N'eût été l'intervention des femmes, les points touchant la condition féminine dans les différents
programmes de partis seraient passés tout à fait inaperçus. Partant de l'expérience vécue lors
d'une soirée des femmes à Ville d'Anjou et d'une rencontre de cuisine, j'ai pu saisir l'ignorance
quasi totale des candidats sur les questions concernant la condition féminine. On a entendu des
réponses telles que : "Je vous avoue que je ne suis pas très au courant de la situation des
comités d'avortements thérapeutiques, il faudra que vous me renseigniez davantage".
A un autre candidat, on faisait remarquer qu'il n'avait pas tenu compte, dans son exposé, des aspects
touchant les femmes. En réponse, "Mais, oui, j'ai parlé de l'indexation des allocations familiales
et de la gratuité des soins dentaires pour les enfants de 10 ans et moins". C'est une vue bien
courte de 14 problématiques féminines!

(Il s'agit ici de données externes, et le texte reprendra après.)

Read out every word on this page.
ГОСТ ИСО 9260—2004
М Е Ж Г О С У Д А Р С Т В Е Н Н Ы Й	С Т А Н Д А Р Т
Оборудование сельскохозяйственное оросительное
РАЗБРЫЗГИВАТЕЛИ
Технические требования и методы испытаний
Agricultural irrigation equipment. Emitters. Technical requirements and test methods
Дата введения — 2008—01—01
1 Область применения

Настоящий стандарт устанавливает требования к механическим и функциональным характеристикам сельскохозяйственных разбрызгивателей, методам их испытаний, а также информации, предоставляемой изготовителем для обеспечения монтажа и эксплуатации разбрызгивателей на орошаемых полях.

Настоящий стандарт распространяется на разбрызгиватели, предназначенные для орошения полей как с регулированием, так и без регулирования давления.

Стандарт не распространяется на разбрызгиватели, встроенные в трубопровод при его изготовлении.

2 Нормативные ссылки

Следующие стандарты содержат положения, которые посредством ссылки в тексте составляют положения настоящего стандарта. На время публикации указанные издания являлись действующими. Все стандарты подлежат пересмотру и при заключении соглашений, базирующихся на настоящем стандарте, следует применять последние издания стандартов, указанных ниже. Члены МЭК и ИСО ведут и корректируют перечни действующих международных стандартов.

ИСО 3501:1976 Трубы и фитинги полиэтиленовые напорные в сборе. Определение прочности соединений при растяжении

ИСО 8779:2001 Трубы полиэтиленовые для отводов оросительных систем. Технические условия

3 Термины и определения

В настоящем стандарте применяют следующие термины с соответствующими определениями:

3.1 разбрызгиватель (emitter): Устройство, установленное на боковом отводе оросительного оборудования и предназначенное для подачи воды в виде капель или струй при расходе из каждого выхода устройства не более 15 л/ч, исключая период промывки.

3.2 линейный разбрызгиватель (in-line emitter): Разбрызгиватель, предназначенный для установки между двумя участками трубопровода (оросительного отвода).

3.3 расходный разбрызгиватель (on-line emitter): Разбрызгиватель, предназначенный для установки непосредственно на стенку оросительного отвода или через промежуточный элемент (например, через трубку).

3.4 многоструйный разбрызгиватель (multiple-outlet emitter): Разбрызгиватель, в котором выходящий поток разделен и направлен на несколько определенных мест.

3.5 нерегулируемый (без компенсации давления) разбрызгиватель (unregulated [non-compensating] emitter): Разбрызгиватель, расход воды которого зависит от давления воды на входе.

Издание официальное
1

Des bonnes intentions inscrites dans les programmes
des partis aux préoccupations et réalisations concrètes, il y a encore un bon bout de chemin
à parcourir. Tout en reconnaissant que les femmes deviennent de plus en plus actives dans les partis
politiques, il n'en demeure pas moins qu'elles devront manifester encore plus de détermination et
de solidarité pour faire avancer la situation des Québécoises.
Il y a lieu de se réjouir de ce que l'on vient de briser la solitude de la
femme-député-de-l'Assemblée-nationale. Elles sont maintenant quatre dont trois au pouvoir.
Ce n'est certes pas une percée. Bien décevant fut le nombre de candidates en lice dans cette
dernière lutte électorale : à peine 8%, constituant ainsi une augmentation insignifiante par
rapport aux élections de 1973, dont le pourcentage s'établissait à 6,2%. Au lendemain de la
victoire péquiste, l'éditorialiste Marcel Adam du journal La Presse note : "Avec l'élection d'hier
le Québec a pris un tournant historique majeur". Puisse la prochaine élection marquer un autre
tournant historique, cette fois, en établissant l'équilibre hommes-femmes à l'Assemblée nationale.
Et c'est dès maintenant qu'il nous faut préparer ce changement.
Le nouveau gouvernement ne doit jamais oublier que les femmes ont grandement contribué à sa victoire
puisqu'elles constituaient plus de la moitié des militants péquistes. Il doit aussi se souvenir
que l'amélioration de la situation des femmes fait partie de l'amélioration de la qualité de la
vie pour tout le monde. Nous écouterons avec la plus grande attention le message inaugural de
la 31e Législature.
[Source : Bulletin de la Fédération des femmes du Québec, août 1974 et novembre 1976.]